The global gold leader's ESG profile got a boost from its acquisition of Goldcorp and creation of the Nevada Gold Mines joint venture with Barrick Gold, said CEO Tom Palmer.
While Newmont said it recorded no workplace fatalities during 2019, it undertook a global safety culture review that identified opportunities to enhance its fatality risk management processes.
Newmont said it had worked on strengthening its tailings management approach and reporting.
It launched a new website outlining the status of 104 tailings dams at its mines, joint ventures, subsidiaries and legacy sites.
The gold and copper miner said it had cut its anthropogenic greenhouse gas emissions by 13.7% compared with its 2013 baseline, which meant it had achieved 83% of its GHG emission reduction target for the end of this year.
Management had completed significant engagement work with stakeholders in a dispute at the Penasquito mine in Mexico, resulting in a 30-year water agreement with the San Juan de Cedros community and a memorandum of understanding covering investment and social development, and detailing Newmont's community commitments.
The company established a Global Centre for Indigenous Community Relations, and Advisory Council of Canadian and Indigenous Affairs.

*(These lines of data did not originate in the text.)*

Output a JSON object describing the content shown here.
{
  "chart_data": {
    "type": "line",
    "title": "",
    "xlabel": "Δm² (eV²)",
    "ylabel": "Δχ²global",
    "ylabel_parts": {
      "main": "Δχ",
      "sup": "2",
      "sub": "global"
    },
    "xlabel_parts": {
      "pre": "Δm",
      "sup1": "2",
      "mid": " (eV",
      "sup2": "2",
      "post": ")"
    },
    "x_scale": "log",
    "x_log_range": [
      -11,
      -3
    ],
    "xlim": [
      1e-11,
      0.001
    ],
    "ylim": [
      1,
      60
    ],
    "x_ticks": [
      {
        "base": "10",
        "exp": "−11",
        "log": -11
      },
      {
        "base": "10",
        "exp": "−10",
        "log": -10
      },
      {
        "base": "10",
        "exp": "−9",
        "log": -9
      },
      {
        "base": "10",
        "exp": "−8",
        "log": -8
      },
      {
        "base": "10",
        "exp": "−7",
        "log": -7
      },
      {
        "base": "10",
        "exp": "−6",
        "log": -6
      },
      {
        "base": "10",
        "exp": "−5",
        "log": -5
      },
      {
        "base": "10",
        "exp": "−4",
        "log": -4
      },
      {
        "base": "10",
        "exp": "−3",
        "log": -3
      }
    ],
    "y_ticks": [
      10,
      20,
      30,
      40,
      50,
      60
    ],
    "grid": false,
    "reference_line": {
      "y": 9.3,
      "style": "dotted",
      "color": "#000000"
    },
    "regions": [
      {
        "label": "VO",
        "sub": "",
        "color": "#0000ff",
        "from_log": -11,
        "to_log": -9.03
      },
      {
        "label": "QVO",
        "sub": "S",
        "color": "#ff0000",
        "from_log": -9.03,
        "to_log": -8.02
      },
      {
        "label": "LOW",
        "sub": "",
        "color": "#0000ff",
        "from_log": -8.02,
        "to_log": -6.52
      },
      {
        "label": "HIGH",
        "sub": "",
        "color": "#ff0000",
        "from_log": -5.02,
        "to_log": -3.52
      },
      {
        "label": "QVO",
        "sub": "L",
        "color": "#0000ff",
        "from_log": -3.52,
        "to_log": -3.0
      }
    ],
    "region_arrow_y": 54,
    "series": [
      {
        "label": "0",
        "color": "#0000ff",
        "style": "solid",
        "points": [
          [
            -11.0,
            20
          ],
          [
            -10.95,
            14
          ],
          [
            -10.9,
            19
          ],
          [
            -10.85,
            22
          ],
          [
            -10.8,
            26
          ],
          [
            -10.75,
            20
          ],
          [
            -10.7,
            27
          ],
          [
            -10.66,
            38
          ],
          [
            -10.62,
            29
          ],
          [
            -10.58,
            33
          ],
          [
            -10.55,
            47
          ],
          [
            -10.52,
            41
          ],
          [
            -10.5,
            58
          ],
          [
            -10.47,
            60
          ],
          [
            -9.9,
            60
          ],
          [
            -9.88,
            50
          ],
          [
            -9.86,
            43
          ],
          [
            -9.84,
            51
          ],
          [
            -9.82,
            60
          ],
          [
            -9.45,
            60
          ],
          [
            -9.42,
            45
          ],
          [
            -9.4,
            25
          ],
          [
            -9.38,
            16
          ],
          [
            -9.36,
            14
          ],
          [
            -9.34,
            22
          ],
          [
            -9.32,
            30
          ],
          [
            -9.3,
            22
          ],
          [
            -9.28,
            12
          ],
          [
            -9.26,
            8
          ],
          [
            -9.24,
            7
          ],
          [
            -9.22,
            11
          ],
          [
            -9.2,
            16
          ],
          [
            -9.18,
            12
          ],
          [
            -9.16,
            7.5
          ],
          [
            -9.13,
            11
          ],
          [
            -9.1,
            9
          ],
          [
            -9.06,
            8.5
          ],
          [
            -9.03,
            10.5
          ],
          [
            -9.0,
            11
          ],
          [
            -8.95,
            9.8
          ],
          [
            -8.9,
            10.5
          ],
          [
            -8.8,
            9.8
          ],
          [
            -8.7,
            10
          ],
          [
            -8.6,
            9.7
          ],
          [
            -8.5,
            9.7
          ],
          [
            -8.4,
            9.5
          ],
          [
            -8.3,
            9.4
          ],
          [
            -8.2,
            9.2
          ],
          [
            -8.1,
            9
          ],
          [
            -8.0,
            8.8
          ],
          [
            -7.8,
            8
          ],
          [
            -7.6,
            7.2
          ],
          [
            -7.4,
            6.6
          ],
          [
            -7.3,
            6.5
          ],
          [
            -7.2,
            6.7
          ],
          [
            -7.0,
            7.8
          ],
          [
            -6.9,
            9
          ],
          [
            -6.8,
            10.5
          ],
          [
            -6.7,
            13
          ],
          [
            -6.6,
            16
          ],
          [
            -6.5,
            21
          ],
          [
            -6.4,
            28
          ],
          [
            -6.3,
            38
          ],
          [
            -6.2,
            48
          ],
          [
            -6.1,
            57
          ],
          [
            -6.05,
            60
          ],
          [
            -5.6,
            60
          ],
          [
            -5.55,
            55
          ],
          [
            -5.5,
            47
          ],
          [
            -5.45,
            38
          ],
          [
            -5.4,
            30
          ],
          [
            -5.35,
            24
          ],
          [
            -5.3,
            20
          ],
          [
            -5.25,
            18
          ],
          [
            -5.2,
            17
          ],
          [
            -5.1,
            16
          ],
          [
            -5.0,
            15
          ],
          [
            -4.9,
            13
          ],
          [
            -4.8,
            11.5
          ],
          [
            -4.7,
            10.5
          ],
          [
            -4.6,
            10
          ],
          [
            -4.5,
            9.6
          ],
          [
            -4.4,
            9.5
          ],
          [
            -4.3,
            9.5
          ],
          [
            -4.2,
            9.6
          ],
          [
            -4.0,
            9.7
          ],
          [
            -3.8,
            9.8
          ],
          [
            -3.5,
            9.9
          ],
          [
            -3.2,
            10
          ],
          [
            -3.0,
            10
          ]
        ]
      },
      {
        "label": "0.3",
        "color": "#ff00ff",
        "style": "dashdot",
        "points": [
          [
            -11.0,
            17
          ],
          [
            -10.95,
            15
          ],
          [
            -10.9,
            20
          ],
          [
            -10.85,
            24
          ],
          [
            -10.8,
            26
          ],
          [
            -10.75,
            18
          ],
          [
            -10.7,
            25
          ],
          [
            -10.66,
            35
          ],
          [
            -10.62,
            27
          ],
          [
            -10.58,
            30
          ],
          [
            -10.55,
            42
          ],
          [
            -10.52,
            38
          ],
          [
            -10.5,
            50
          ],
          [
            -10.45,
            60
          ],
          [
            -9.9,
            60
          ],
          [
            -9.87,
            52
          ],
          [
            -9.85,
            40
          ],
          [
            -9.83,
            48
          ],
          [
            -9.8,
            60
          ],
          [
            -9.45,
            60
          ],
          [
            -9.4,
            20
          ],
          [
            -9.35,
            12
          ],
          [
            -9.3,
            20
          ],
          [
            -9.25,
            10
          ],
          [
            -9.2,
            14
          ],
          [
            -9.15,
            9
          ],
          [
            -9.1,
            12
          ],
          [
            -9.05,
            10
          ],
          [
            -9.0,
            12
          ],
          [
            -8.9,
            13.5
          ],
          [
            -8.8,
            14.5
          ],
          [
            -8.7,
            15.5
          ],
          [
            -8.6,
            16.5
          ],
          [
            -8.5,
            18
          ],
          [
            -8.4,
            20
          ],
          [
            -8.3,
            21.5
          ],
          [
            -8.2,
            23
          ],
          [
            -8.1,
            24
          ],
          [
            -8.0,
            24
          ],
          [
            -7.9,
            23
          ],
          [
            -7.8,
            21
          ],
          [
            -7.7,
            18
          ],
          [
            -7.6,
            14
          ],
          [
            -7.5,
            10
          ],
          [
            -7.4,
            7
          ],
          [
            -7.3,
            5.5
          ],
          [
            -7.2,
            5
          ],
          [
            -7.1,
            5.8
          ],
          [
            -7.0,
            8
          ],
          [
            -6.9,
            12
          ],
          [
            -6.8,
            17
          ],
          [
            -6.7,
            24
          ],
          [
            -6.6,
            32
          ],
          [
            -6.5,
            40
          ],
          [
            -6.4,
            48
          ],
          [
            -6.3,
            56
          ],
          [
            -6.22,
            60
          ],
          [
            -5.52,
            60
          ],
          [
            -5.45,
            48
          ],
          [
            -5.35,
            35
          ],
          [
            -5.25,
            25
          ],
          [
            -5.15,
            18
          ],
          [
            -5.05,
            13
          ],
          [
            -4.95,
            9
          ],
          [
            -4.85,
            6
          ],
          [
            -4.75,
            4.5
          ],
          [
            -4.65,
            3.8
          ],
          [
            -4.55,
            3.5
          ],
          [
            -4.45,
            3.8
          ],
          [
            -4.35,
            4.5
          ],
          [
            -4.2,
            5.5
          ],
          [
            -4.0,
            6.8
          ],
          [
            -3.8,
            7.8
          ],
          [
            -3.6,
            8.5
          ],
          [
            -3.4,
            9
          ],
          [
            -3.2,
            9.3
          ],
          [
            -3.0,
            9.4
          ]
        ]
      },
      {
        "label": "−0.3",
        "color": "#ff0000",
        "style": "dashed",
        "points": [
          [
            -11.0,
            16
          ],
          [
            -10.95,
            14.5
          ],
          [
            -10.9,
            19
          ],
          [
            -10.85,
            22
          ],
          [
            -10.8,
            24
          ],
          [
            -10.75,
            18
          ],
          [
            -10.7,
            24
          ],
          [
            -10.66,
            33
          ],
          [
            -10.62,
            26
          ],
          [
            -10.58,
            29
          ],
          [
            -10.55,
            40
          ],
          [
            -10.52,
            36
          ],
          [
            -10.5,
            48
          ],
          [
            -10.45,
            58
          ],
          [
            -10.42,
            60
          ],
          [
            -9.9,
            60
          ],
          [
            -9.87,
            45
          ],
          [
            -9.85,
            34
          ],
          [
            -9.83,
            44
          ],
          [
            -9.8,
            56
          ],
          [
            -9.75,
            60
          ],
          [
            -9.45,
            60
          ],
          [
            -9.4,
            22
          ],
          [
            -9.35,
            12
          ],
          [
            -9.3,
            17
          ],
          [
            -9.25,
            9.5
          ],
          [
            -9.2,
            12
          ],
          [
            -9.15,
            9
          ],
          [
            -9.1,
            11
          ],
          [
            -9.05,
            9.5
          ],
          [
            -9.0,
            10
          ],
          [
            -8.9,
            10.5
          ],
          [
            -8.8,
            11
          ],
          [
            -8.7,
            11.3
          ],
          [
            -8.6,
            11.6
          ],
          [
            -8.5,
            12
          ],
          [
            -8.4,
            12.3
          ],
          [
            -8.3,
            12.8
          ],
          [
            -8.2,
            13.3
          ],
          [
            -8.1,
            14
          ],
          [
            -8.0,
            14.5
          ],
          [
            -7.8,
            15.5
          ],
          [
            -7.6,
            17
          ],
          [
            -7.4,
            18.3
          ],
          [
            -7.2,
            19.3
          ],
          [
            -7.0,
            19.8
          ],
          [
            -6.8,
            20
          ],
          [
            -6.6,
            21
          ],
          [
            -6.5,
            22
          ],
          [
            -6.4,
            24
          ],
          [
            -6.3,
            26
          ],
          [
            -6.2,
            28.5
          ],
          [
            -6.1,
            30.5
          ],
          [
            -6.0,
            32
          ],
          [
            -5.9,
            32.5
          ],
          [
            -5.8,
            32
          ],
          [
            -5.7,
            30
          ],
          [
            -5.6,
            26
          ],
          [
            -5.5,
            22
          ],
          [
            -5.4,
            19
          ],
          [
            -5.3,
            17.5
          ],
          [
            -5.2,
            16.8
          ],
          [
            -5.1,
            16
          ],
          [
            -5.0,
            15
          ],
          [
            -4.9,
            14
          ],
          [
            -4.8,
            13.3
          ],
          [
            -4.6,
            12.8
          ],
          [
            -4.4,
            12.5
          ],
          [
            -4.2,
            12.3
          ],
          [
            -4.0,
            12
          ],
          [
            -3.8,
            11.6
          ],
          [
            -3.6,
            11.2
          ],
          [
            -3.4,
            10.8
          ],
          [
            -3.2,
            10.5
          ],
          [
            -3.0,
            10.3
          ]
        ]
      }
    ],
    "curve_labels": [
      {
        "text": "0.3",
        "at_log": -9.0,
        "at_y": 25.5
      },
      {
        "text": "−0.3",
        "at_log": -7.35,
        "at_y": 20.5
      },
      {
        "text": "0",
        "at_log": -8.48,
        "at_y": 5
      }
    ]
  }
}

"In 2019, we performed well against our public sustainability targets to source from local suppliers, hire within the communities near our operations, respond to community complaints in a timely manner, reduce our water consumption and complete planned reclamation activities," Palmer said.
"We are working toward improving our performance in areas [such as enterprise-wide female representation, community commitments and human rights supplier screening in North America] where we fell just short of our annual goals."
Newmont recently said forced mine closures because of the COVID-19 pandemic would result in 6% fewer ounces produced at 4% higher all-in sustaining cost than previously planned for 2020.